The union has written to government ministers calling for E10 to be supported over the commonly sold E5, which only contains 5% renewable bioethanol.
It has been estimated that doubling the level of bioethanol in petrol supplies would be the equivalent of removing 700,000 cars from the road.
The economic and environmental benefits of a thriving British biofuel industry has been emphasised in letters to a number of ministers, including Defra secretary Theresa Villiers, energy secretary Andrea Leadsom and transport secretary Grant Shapps.
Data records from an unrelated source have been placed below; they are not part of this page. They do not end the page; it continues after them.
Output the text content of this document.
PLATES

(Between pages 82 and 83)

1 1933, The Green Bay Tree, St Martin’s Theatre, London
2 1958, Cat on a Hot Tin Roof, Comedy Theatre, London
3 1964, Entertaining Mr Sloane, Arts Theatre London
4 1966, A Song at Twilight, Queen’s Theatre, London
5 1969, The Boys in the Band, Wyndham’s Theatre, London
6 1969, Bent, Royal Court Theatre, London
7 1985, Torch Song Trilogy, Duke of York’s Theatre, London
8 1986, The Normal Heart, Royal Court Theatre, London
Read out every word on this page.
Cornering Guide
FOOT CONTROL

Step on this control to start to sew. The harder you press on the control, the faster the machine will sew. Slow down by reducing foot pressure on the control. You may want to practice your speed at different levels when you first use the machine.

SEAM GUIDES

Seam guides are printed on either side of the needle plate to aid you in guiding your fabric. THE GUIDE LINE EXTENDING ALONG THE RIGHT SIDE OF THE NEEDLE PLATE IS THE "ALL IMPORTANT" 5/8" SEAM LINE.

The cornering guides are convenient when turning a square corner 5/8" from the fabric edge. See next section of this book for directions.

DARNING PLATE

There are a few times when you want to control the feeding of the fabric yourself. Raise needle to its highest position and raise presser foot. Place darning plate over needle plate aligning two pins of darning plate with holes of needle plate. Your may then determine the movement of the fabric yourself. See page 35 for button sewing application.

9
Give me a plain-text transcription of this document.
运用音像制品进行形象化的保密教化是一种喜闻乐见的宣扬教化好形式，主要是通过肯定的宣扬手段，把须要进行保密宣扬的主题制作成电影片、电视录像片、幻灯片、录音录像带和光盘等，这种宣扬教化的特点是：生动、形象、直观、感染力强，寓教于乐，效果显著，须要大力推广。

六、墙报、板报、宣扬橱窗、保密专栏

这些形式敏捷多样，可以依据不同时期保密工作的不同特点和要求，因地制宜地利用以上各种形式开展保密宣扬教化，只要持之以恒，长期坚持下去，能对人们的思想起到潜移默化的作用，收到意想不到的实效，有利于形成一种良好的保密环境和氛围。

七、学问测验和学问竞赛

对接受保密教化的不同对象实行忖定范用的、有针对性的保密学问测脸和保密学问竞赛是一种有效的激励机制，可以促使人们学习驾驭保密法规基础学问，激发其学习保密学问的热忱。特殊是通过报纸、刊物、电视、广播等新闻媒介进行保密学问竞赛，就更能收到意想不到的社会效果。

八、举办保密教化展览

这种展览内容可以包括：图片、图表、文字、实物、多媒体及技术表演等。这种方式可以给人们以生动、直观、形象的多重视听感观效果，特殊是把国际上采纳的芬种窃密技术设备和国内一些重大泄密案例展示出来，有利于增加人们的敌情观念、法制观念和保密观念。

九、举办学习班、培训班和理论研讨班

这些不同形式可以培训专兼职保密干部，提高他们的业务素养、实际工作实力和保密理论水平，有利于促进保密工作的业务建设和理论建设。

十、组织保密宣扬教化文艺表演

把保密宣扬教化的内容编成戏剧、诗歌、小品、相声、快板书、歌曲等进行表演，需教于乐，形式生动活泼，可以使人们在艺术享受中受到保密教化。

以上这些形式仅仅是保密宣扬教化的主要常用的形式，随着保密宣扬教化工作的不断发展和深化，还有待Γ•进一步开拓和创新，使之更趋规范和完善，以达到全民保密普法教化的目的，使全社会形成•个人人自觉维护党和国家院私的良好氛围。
The lack of supportive policy is hindering farmers’ ability to deliver for the environment and the UK’s bioethanol plans are either closed or running at reduced capacity due to lack of demand, according to the NFU.
At full capacity, Tyneside-based Ensus and Hull-based Vivergo could produce 890m litres of renewable fuel, support 6,000 jobs and contribute £1bn to the economy, said NFU combinable crops board chairman Tom Bradshaw.
Wheat is the main raw material for UK biofuel manufacture. Each plant could process up to 1m tonnes of wheat annually, a big customer for the UK’s annual production of 14-15m tonnes, especially with the potential of reduced exports after Brexit.
“Establishing a secure market for British wheat would mean farmers are not as vulnerable to volatile commodity markets, reducing reliance on grain exports to the EU which, in the event of a no-deal Brexit, would be hit with significant tariffs,” Mr Bradshaw said.
“Introducing E10 can also help farming solve some of the challenges around climate change. By using the high protein by-product of E10 to replace imports of animal feed products such as soya, the livestock industry can reduce its global greenhouse gas emissions.”
The rollout of E10 would be a simple, fast and effective way of contributing towards the government’s target of a net zero economy by 2050, he said.